When the devastated Charlie tries to get rid of a bag of shoes Ivana's left behind, a chuckle-inducing if hardly uproarious chain of events follows, ending with his vintage car in a record producer's swimming pool. This sequence is supposedly set in waking reality, but the pic frequently switches to what could be described as dreams (or nightmares) that populate the character's subconscious, such as when Charlie rises from the grave to do some ballroom dancing with the women in his life, and goes on to win a "best bullshit award" from the Academy of Sexy Women. (Parallels to Sheen's own life aren't necessarily intentional, but they're there for the taking.)
Trying to help Charlie get his life in order are his best bud, Kirby (Jason Schwartzman), a comic with a Jewfro; his spare-tire-carrying business manager, Saul (Bill Murray); and his hippie-ish novelist sister, Izzy (Patricia Arquette). They also appear in his subconscious in various roles; Murray is especially strong as a John Wayne-style cowboy daring Charlie to face a horde of bikini-clad Indians headed by Ivana, and in an inspired sequence that describes a secret organization of ball-busting women, with Murray leading the charge against them.
Coppola's screenplay thus jumps from one idea to the other, and while quite a few of them are amusing, what's missing in most scenes is a sense of purpose beyond potentially scoring a few giggles. The stories in Charlie's subconscious don't seem to advance or illuminate the real-life narrative that much, to the detriment of audience investment in the characters or overall story. Whereas Anderson's best films slowly reveal a touching emotional core beneath their painstakingly constructed exteriors, Coppola fails to include such a heart here, though Sheen is certainly convincing as both the suave dream man and the clueless real Charlie. Supporting thesps are all solid but likewise boxed in by the screenplay's limitations.

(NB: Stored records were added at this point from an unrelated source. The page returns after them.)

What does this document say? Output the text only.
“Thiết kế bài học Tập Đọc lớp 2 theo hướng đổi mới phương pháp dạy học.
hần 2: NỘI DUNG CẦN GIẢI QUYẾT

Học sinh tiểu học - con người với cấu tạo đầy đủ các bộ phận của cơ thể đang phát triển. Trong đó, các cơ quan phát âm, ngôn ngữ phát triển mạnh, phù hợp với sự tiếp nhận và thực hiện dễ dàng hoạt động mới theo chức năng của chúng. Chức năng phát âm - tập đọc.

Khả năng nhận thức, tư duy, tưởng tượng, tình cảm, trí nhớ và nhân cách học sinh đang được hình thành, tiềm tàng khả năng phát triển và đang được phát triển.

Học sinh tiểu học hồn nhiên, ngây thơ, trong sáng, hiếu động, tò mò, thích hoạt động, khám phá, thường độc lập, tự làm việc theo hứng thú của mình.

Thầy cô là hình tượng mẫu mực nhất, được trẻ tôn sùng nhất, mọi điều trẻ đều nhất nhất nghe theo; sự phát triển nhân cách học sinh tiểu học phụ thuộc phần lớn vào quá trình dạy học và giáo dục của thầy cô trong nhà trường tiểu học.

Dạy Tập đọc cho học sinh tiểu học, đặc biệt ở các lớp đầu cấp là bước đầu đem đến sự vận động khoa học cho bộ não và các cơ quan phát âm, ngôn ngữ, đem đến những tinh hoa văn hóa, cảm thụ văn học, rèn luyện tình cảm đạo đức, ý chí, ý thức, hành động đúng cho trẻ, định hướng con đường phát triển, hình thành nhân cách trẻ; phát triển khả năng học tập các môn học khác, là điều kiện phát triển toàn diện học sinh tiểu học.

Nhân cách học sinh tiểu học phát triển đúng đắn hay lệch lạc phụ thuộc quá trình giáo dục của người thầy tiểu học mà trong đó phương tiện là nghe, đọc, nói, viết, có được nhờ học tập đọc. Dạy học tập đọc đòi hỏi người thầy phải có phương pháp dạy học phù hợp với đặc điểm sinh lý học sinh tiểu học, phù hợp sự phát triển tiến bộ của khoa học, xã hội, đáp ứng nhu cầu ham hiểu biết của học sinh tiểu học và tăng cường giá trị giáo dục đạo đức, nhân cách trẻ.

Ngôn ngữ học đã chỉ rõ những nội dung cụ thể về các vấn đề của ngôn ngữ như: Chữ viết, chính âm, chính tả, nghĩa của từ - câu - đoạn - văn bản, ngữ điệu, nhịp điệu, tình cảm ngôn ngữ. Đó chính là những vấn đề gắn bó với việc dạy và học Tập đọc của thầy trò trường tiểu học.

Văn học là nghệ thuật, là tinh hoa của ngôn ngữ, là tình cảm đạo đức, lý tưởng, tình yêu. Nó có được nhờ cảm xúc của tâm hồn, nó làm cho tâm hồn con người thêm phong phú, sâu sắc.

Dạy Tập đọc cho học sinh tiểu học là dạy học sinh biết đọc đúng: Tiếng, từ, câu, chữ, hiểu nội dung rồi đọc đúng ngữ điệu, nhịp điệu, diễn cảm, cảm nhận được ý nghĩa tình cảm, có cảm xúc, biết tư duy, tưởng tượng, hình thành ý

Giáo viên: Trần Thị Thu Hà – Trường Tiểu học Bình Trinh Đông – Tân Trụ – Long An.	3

Liam Hayes' atmospheric songs and score further consolidate the '70s/early '80s vibe already suggested by the work of production designer Elliot Hostetter and costume designer April Napier, whose mixed-material approach clearly conveys Coppola's ideas about the dual nature of Los Angeles and its inhabitants. Nick Beal's lensing on the Arri Alexa, the lenses used by Francis Ford Coppola on Rumble Fish, adds another period touch.